Remplace CPAM par CNAM et ton article est parfait ...

JC GRANGE a dit…

Deux fois merci.

Anonyme a dit…

Admirable article.
Pour moi la réponse est automatiquement non. Qu'ils aillent tous ....

Tony Lambert
ps: honteusement en cabinet individuel, pardon, de nos jours on dit "isolé" (dixit la FFPMS qui ajoutait même dans un de ses manifestes "exercice du temps jadis" il y a 10 ans; de vrais visionnaires ces gens là) ...

OL69 a dit…

malheureusement comme à chaque fois (ROSP) : s'il y a de l'argent à la clef, les médecins suivront. J'étais le seul à avoir refuser lia ROSP, je vais être de nouveau le seul à ne pas applaudir des deux mains ce système aliénant.

hexdoc a dit…

Bon, je passerais outre le vieil argumentaire de l'intellectuel gauchiste qui ne peut se passer de voir du néo libéral partout.
Le problème me semble plus subtil, et 'au pays des vaches mauves' l'a me semble-t’il mieux perçu.
Le problème ce n'est pas l'idée de l'assistant médical qui peut avoir du sens dans la prise en charge médicale, c'est plutôt la façon de l'introduire dans l'entreprise libérale tel que c'est présenté. Dans un premier temps l'état paye puis quand ça permet plus de productivité médicale (moins de temps passé au téléphone en écritures ou dans les actes techniques ...) l'assistant permettra au libéral de dégager une marge financière (par le nombre d'acte ou par forfait lié au nombre de patient pris en charge) qui permettra de rémunérer cet assistant, et l'état se désengagera des aides de départ. Le professionnel libéral aura alors un salarié à charge (avec toutes les contraintes que ça implique).
A moins d'une revalorisation très forte des actes ou des forfaits ça ne pourra pas fonctionner; par contre ça pourrait avoir du sens dans une structure ou le médecin ne serait plus l'employeur mais un salarié, ce qui semble se développer dans certaines situations qui sont toutefois sous perfusions budgétaires publiques.

JC GRANGE a dit…

C'est exactement ce que j'ai écrit. Entre les lignes.

Anonyme a dit…

Le seul truc qui me choque le plus c'est toujours et partout cette notion de client(on ne peut plus dire patient) consommateur. En quoi le client est volontairement consommateur. en général, lorsque l'on va chez le médecin, c'est que quelque chose ne va pas bien. On ne va pas le voir pour discuter de la pluie ou du beau temps.

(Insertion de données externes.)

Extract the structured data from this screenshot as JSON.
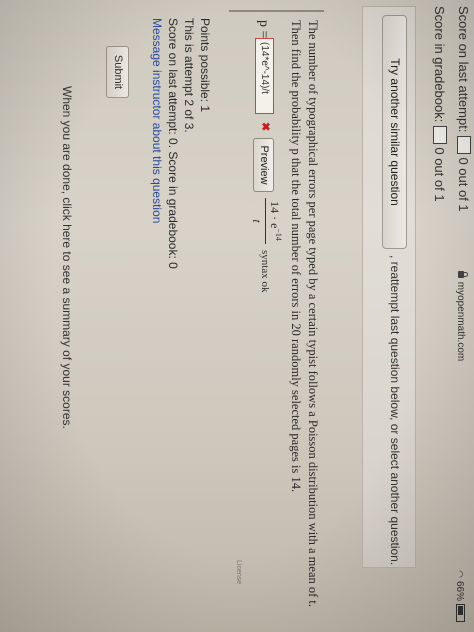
{
  "status_bar": {
    "domain": "myopenmath.com",
    "battery": "66%"
  },
  "score": {
    "last_attempt_label": "Score on last attempt:",
    "last_attempt_value": "0 out of 1",
    "gradebook_label": "Score in gradebook:",
    "gradebook_value": "0 out of 1"
  },
  "actions": {
    "try_another_label": "Try another similar question",
    "reattempt_text": ", reattempt last question below, or select another question."
  },
  "question": {
    "line1": "The number of typographical errors per page typed by a certain typist follows a Poisson distribution with a mean of t.",
    "line2": "Then find the probability p that the total number of errors in 20 randomly selected pages is 14.",
    "p_label": "p =",
    "answer_value": "(14*e^-14)/t",
    "preview_label": "Preview",
    "fraction_num": "14 · e",
    "fraction_exp": "−14",
    "fraction_den": "t",
    "syntax_status": "syntax ok"
  },
  "info": {
    "points_possible": "Points possible: 1",
    "attempt": "This is attempt 2 of 3.",
    "last_attempt_score": "Score on last attempt: 0. Score in gradebook: 0",
    "message_link": "Message instructor about this question"
  },
  "submit_label": "Submit",
  "summary_text": "When you are done, click here to see a summary of your scores.",
  "license_text": "License",
  "colors": {
    "error_red": "#c52020",
    "link_blue": "#2a4a9a"
  }
}
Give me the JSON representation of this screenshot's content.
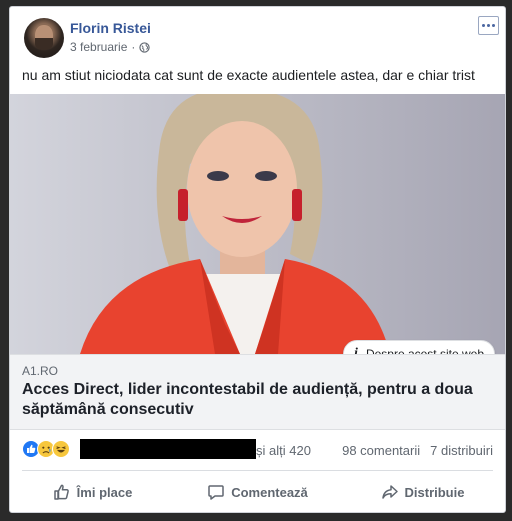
{
  "post": {
    "author": "Florin Ristei",
    "date": "3 februarie",
    "privacy_icon": "globe-icon",
    "text": "nu am stiut niciodata cat sunt de exacte audientele astea, dar e chiar trist"
  },
  "link": {
    "badge_label": "Despre acest site web",
    "domain": "A1.RO",
    "headline": "Acces Direct, lider incontestabil de audiență, pentru a doua săptămână consecutiv"
  },
  "stats": {
    "others": "și alți 420",
    "comments": "98 comentarii",
    "shares": "7 distribuiri"
  },
  "actions": {
    "like": "Îmi place",
    "comment": "Comentează",
    "share": "Distribuie"
  },
  "colors": {
    "author": "#385898",
    "like_blue": "#2078f4",
    "jacket_red": "#e8432f"
  }
}
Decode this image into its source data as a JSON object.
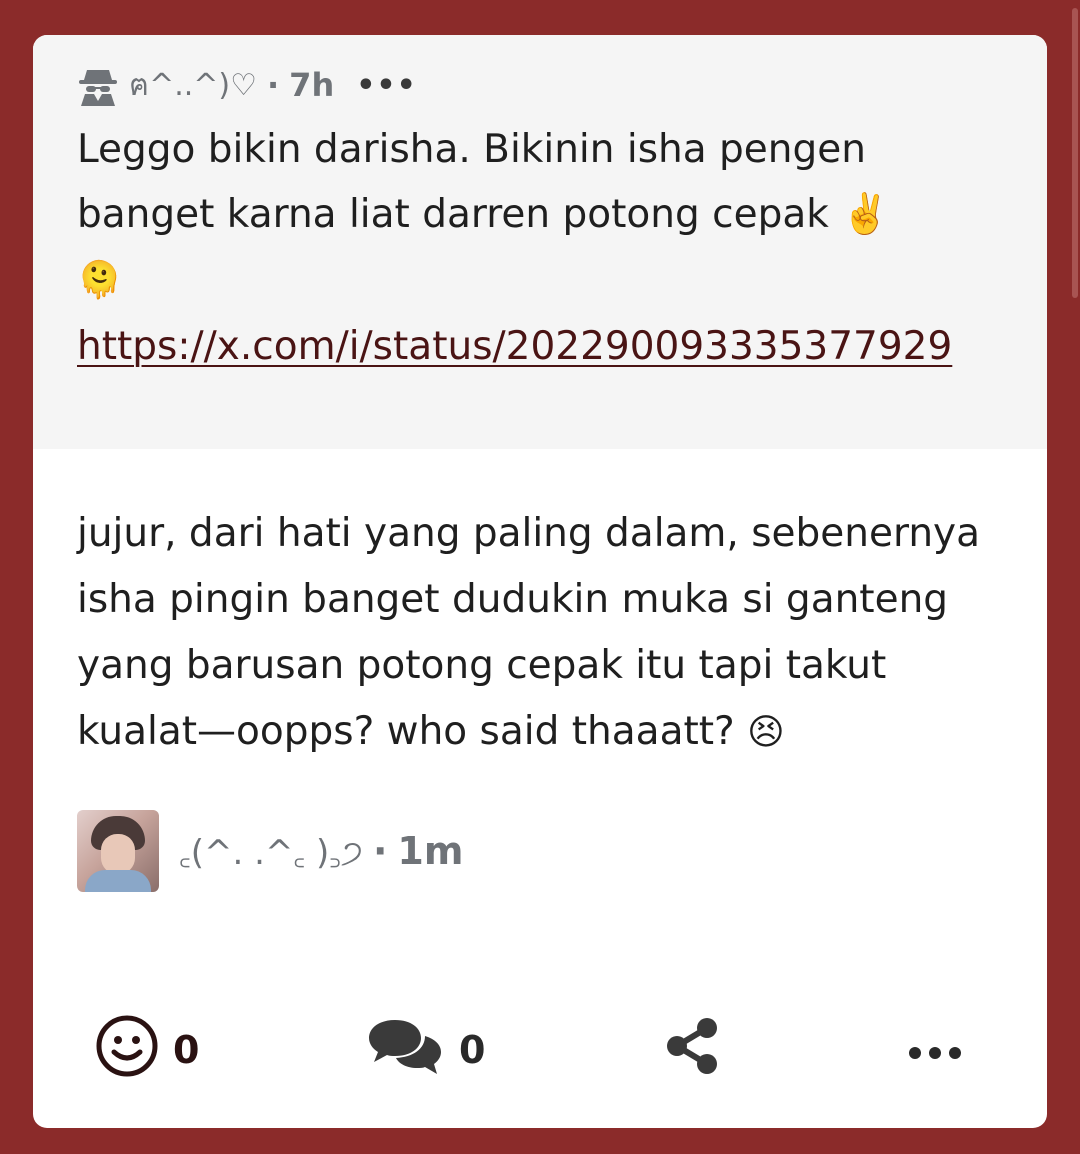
{
  "quoted_post": {
    "author": "ฅ^..^)♡",
    "time": "7h",
    "text": "Leggo bikin darisha. Bikinin isha pengen banget karna liat darren potong cepak ✌️",
    "emoji": "🫠",
    "link": "https://x.com/i/status/202290093335377929"
  },
  "post": {
    "body": "jujur, dari hati yang paling dalam, sebenernya isha pingin banget dudukin muka si ganteng yang barusan potong cepak itu tapi takut kualat—oopps? who said thaaatt?",
    "emoji": "😣"
  },
  "author": {
    "name": "꜀(^. .^꜀ )꜆੭",
    "time": "1m"
  },
  "actions": {
    "reactions_count": "0",
    "comments_count": "0"
  },
  "icons": {
    "quote_author_icon": "spy-icon",
    "reaction": "smiley-icon",
    "comment": "comments-icon",
    "share": "share-icon",
    "more": "ellipsis-icon"
  },
  "colors": {
    "background": "#8b2b2a",
    "card": "#ffffff",
    "quote_background": "#f5f5f5",
    "link": "#4a1414"
  }
}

Ainsi on ne peut accuser le client de consommer parce que'on lui a bien expliqué que dès qu'il y a le moindre truc, il faut consulter, sinon ca peut devenir grave, si on lui a expliqué qu'il faut absolument surveiller son cholestérol (et paff des statines, on sait jamais) son PSA (et paff des rayons pour bien faire), ses seins (et pas une chimio à tout hasard) et je ne rentre pas sur les sujets des vaccins car je deviendrais un anti-vaxx qu'on peut ne pas écouter.

Mais le battage sur telle ou telle épidémie destinée à valider les obligations en matière de soin (dégage volonté du patient), cela rend les gens fébriles et dès que ça sent mauvais dès qu'ils pètent courent chez le médecin (et paff un traitement pour gagner des points dans le rosp).

Ainsi, il serait plus honnête, de mon point de vue, de dire patient que la médecine a rendu consommateur. Personne ne connaît un pédiatre qui prends 3 consultations pour un vaccin ? !une pour faire l'ordo, une pour faire l'injection et une pour contrôler. Contrôler quoi puisqu'il n'y a jamais d'effets secondaires ? le vaccin c'est 30% du chiffre des pédiatres, assez reposant comme acte.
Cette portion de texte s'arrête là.